Bu iki sömürgeci güç, Birleşmiş Milletler Teşkilatının da daimi üyeleridirler. Suriye üzerine çöreklenmiş bu akbabalar buradan en iyi şekilde nasıl yararlanacaklarının hesabını yapmaktadırlar. Suriye'de ölen milyonlarca insan bu sömürgecilerin umurunda değil… Dertleri ne kadar çok söz sahibi olabilirizin peşindedirler. Bunun için de Suriye'de faaliyet içinde bulunan terör örgütlerini diledikleri gibi kullanmaktadırlar.
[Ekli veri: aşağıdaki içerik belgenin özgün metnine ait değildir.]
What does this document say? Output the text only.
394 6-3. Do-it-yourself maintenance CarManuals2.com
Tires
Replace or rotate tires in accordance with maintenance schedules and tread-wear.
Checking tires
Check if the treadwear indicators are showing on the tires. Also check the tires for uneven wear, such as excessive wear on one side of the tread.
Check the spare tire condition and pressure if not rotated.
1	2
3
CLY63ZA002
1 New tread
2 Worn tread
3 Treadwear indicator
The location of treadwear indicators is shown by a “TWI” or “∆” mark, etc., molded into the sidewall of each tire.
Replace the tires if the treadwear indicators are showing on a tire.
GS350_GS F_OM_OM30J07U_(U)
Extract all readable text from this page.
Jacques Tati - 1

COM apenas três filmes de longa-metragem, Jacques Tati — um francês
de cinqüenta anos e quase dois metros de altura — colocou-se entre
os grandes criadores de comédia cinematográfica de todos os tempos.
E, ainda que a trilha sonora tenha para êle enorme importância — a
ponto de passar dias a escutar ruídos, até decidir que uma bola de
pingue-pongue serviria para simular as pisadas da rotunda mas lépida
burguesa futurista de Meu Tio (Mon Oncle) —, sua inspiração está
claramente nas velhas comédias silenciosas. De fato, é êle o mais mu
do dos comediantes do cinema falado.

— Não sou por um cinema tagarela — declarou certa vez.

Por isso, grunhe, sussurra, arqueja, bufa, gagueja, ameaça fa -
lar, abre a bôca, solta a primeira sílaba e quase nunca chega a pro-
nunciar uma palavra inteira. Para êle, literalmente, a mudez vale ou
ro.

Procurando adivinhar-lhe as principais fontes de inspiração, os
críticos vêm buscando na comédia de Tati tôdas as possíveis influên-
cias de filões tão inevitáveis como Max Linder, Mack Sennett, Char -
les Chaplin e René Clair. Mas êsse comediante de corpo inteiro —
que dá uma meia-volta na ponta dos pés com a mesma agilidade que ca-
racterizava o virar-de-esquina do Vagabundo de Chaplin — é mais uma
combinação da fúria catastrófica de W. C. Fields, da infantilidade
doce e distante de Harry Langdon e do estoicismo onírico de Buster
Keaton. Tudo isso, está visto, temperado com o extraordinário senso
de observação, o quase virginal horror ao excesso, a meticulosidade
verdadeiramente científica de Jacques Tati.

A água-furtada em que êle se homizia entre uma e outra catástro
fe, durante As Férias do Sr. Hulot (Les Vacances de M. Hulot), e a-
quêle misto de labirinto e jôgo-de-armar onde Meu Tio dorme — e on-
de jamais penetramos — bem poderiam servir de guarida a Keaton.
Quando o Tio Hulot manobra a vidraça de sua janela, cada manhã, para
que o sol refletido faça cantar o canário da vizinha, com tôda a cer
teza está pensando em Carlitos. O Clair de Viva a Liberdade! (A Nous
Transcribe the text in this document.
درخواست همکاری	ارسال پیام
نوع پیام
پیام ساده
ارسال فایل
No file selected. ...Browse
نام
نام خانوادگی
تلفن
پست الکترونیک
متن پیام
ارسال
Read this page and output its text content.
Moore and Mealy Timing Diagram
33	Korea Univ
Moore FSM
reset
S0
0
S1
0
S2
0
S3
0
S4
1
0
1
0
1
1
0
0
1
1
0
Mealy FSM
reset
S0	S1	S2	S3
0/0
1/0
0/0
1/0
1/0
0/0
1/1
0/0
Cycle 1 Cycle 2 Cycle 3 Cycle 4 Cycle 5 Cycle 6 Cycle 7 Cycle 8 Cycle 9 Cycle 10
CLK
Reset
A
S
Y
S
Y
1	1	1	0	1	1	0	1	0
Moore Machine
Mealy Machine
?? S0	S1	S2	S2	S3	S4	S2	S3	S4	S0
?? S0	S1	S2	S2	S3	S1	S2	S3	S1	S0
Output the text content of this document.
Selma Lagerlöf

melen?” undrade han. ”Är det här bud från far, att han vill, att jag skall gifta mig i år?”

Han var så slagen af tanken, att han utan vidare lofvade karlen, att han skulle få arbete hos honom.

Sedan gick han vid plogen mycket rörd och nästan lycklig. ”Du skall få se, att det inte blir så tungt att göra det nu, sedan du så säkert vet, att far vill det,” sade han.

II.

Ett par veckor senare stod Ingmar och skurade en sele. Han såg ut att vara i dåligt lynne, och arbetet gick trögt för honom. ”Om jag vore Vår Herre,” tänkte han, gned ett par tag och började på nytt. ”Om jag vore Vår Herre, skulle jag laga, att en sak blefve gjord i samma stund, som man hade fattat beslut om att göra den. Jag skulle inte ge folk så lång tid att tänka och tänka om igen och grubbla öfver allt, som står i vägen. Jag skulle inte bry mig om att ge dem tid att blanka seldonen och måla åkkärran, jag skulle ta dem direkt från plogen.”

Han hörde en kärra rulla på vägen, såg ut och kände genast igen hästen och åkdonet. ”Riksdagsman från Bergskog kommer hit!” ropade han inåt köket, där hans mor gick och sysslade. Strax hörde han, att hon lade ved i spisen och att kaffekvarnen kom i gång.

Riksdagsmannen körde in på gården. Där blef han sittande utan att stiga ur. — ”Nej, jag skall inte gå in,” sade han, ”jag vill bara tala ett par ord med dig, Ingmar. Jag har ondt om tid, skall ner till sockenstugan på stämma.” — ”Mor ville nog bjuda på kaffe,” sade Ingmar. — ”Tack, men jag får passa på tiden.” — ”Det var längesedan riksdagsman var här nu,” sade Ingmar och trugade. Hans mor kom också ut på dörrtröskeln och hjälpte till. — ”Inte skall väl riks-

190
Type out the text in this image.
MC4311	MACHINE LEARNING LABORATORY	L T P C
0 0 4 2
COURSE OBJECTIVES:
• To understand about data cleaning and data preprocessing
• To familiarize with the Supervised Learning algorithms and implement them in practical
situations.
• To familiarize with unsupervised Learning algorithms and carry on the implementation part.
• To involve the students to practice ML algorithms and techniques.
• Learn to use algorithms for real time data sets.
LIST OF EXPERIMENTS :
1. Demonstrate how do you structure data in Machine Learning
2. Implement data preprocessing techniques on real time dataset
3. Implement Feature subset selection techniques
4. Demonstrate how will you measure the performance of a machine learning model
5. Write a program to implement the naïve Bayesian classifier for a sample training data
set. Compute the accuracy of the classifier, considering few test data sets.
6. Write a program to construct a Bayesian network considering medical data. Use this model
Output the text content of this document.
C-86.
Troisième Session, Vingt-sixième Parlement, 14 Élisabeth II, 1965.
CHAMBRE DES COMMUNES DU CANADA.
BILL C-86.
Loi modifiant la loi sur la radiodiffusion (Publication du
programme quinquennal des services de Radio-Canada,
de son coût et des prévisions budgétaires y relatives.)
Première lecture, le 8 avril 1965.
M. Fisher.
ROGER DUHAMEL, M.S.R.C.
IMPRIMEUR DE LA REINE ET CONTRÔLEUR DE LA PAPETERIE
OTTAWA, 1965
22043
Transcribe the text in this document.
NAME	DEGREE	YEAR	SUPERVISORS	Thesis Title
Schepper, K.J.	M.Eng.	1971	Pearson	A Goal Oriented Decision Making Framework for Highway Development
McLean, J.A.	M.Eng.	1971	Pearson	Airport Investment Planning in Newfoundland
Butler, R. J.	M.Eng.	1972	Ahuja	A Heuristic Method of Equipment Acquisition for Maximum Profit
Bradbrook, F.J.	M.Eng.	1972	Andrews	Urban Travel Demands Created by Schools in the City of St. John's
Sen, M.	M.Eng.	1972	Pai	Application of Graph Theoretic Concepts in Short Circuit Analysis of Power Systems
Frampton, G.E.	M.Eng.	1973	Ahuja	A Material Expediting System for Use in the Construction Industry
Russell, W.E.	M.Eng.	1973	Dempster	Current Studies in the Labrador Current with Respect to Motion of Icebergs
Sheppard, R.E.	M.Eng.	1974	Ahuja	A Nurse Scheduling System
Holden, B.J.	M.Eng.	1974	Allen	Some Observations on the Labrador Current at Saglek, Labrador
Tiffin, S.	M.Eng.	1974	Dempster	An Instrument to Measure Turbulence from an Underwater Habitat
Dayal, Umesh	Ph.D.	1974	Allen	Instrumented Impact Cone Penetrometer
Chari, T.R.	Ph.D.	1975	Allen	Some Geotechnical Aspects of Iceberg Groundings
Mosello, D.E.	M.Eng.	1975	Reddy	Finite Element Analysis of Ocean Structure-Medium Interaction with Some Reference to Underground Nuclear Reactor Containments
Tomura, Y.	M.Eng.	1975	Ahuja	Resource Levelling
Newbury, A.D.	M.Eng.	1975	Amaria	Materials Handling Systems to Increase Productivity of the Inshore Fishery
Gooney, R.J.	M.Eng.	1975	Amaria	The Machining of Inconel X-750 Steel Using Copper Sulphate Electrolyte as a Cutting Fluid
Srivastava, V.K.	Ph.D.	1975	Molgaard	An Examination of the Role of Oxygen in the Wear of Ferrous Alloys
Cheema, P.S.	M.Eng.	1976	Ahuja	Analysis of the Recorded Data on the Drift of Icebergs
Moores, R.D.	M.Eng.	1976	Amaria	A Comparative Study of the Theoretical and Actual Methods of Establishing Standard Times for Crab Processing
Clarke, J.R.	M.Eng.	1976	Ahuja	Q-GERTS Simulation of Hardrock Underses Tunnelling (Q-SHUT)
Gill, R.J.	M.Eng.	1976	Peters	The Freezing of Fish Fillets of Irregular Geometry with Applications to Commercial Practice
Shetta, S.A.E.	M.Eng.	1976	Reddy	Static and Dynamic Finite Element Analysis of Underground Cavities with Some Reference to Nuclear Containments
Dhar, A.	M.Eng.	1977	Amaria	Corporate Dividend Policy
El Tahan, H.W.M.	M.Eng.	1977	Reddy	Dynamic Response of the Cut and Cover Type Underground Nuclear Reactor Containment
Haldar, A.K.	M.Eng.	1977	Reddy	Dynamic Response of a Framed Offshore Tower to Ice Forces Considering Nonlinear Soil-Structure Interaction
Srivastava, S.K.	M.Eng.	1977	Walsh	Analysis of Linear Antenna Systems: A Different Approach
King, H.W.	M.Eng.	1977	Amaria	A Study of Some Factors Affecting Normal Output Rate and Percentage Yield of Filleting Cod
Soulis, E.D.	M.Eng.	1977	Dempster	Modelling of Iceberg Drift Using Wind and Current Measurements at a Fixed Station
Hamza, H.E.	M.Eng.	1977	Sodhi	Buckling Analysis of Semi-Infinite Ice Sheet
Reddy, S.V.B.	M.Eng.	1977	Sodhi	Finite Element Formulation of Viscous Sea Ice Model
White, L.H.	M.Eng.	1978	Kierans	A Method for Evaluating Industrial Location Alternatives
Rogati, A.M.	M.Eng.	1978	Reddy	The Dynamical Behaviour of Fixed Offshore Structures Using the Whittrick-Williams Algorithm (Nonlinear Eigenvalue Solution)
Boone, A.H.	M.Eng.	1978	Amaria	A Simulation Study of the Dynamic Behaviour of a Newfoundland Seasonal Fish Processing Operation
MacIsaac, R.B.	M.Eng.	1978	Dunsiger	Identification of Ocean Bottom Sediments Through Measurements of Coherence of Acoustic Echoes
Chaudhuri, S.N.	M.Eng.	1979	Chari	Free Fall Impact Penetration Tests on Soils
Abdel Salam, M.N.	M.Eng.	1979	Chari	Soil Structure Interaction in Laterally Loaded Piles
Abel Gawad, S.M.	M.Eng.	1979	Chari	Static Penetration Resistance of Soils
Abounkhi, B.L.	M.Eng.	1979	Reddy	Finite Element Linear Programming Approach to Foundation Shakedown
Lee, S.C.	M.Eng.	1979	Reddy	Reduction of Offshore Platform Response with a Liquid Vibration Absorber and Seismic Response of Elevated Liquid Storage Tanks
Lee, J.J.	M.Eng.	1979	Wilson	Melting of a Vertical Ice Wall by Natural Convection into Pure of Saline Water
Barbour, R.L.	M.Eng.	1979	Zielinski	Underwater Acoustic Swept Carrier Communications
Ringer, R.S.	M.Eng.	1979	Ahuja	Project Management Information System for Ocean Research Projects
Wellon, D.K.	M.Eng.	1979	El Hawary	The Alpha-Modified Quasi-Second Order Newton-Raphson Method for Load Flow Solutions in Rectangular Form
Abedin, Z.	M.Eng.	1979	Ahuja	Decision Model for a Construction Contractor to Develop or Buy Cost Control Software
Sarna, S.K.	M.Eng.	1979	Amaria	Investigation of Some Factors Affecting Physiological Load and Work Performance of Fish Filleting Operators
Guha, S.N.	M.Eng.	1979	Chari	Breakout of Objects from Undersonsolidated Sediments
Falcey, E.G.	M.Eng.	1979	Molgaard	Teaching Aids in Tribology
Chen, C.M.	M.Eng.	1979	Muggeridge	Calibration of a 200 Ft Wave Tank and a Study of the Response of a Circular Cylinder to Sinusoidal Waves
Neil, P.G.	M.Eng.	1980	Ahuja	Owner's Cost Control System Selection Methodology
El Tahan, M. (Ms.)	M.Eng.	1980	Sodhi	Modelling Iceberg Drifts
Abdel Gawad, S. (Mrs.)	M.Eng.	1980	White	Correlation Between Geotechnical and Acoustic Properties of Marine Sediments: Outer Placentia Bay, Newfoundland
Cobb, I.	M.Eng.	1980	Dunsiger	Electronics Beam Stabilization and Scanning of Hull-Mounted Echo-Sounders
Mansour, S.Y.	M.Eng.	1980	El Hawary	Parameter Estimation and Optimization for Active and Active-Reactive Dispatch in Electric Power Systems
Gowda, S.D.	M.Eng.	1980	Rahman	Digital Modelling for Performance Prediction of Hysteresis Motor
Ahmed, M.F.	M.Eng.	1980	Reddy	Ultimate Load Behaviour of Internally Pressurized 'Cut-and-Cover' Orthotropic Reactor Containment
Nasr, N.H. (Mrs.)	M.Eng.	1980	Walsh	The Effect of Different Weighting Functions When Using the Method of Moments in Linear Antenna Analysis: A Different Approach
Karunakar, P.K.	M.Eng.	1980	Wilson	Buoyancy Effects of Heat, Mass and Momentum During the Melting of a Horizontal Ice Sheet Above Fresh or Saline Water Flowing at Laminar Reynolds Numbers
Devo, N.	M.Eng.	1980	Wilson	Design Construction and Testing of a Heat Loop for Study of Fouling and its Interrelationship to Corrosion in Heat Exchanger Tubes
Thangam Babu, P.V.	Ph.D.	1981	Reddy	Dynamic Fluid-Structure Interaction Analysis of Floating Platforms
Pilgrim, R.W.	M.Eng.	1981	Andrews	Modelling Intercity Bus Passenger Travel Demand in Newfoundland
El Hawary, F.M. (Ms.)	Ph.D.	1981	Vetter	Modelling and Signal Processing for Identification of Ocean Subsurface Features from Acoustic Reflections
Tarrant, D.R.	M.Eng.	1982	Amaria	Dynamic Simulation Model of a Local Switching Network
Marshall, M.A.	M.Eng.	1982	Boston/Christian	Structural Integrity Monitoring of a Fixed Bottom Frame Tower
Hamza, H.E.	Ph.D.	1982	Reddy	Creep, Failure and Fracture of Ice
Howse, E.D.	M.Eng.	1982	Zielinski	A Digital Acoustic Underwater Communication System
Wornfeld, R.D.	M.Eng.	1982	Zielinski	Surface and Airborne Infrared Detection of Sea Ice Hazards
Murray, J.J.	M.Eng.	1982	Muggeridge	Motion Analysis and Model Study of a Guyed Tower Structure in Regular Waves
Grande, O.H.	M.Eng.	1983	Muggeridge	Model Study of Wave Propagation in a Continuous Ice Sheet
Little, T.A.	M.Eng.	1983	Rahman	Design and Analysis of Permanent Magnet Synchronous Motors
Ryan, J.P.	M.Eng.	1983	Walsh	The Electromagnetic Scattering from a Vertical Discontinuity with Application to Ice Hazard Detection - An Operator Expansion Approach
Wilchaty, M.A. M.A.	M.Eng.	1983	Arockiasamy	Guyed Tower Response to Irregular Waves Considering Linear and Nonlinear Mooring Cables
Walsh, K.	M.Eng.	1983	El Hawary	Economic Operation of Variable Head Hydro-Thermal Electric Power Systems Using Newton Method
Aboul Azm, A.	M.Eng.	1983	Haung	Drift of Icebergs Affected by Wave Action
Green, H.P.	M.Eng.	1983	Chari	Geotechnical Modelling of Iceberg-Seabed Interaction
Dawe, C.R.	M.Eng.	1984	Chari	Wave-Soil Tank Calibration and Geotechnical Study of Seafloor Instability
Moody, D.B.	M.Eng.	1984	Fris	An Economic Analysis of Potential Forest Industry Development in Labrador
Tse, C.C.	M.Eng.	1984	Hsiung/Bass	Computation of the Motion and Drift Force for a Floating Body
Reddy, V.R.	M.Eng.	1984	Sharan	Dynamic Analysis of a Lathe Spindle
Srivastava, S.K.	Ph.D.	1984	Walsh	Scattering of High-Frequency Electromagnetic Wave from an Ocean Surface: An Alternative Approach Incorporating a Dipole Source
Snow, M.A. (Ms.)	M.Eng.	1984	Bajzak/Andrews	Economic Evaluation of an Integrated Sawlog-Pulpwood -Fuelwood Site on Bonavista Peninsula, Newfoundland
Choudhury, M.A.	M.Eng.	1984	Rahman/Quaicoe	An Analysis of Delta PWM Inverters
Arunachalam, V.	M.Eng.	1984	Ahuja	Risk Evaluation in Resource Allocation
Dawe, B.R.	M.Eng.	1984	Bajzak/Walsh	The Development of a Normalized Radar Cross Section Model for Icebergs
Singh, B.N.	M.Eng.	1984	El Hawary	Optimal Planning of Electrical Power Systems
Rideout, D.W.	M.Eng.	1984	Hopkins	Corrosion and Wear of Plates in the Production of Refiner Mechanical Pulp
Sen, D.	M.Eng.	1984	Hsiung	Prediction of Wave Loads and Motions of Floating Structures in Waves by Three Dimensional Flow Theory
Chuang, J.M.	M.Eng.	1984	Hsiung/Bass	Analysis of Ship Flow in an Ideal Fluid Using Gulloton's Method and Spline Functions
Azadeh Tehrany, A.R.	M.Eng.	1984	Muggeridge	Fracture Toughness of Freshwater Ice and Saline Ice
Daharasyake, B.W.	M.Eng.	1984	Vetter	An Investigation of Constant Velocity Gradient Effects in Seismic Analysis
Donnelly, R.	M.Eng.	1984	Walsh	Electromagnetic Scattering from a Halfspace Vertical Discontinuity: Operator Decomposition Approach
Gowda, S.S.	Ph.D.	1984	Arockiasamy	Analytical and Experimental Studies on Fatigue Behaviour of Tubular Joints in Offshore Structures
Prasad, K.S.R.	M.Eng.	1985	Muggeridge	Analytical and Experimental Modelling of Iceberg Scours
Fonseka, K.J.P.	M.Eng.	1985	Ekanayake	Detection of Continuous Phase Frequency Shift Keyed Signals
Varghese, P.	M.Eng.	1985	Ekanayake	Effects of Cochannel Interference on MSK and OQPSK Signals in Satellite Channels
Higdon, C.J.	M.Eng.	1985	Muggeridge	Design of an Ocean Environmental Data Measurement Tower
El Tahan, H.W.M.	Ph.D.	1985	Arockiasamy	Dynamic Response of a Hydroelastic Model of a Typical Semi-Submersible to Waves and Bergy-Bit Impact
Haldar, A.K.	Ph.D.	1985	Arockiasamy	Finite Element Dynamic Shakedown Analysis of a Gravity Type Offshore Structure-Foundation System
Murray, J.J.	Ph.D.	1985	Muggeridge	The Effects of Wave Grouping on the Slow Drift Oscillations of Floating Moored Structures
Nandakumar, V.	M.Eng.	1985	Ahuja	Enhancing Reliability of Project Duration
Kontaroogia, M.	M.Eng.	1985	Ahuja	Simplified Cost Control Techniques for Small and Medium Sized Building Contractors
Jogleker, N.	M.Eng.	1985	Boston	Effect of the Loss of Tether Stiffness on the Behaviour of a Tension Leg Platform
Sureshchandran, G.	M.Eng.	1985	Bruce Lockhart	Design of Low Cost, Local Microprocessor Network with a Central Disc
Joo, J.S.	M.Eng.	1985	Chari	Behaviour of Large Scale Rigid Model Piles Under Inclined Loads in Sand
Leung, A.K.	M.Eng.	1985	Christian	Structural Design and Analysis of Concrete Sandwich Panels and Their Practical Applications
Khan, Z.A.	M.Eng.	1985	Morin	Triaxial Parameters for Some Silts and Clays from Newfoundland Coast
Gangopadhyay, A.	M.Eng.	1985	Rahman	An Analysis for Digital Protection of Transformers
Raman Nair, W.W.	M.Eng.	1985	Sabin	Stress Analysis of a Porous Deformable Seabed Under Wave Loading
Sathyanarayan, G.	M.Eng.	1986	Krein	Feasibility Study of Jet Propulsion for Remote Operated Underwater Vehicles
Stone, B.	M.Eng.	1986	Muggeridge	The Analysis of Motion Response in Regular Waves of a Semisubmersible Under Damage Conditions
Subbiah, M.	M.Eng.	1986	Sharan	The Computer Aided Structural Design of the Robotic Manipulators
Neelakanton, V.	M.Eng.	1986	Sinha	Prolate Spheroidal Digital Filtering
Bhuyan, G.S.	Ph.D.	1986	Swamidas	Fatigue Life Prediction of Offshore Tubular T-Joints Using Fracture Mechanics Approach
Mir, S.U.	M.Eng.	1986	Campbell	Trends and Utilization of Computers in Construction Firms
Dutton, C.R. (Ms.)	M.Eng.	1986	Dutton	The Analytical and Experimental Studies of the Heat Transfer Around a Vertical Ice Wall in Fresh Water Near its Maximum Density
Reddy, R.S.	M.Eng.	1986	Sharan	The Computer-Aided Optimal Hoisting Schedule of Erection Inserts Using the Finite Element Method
Tüm Dünyanın gözleri önünde PKK'nın Suriye uzantısı olan PYD'nin Cenevre'de yapılacak Suriye ile ilgili toplantıya katılımı konusunda olağanüstü çaba harcamaktadırlar. Bunlar çıkarları için tüm terörisit gruplarla bir araya gelebilir, kendi gelecek planlarını hayata geçirmek için müttefiklerine bile kazık atabilirler.

Amerika PYD'nin toplantıya katılmasını istiyor. Rejim yanlısı Esad'cı Rusya'da PYD'yi istiyor. Ne PYD miş bu paylaşılamıyor? PYD her iki süper gücün de taşeronudur. Bu taşeron örgüt ağababalarının emrinde her türlü melaneti yapmaktadır. İşleri bitince “sömürgecilerin iplerini çekeceğinden” bi haberler…

Bilinen ve bilinmesi gereken gerçek şudur: PYD; PKK, IŞİD vb. Terör örgütleri gibi “kullanım tarihi sona erince” asıl çöplüklerine döneceklerdir. Sömürgeciliklerini asla inkar etmeyen ABD ve Rusya, dünyayı kendi çıkarları doğrultusunda şekillendirmede bu sacayaklarını kullanıp, ülkelerin yönetimlerine de açıkca “kendine dikkat et, ben ne dersem o olur” demektedirler.

Eski Türkiye'de belki biz de bu noktadaydık. Ancak, Yeni Türkiye'de söz ve karar sahibi olamamanın ezikliği ve hırçınlığı içindedir, bu ülkeler…

Türkiye'nin “Suriye'nin kaderinin belirleneceği Cenevre görüşmeleri ile ilgili “PYD katılırsa, biz yokuz” resti, onlara geri adım attırmış ve emperyalistler boylarının ölçüsünü almışlardır.

Ülkemizin bu kararlı ve tutarlı politikası bizleri onurlandırmıştır.

Herkes haddini bilmelidir…

Bu onurlu davranışlarından dolayı başta Cumhurbaşkanımız Sayın Recep Tayyip Erdoğan olmak üzere Başbakanımız Sayın Ahmet Davutoğlu'na, Dışişleri Bakanımız Sayın Mevlüt Çavuşoğlu'na ve emeği geçen diğer yetkililere şükranlarımızı sunarız.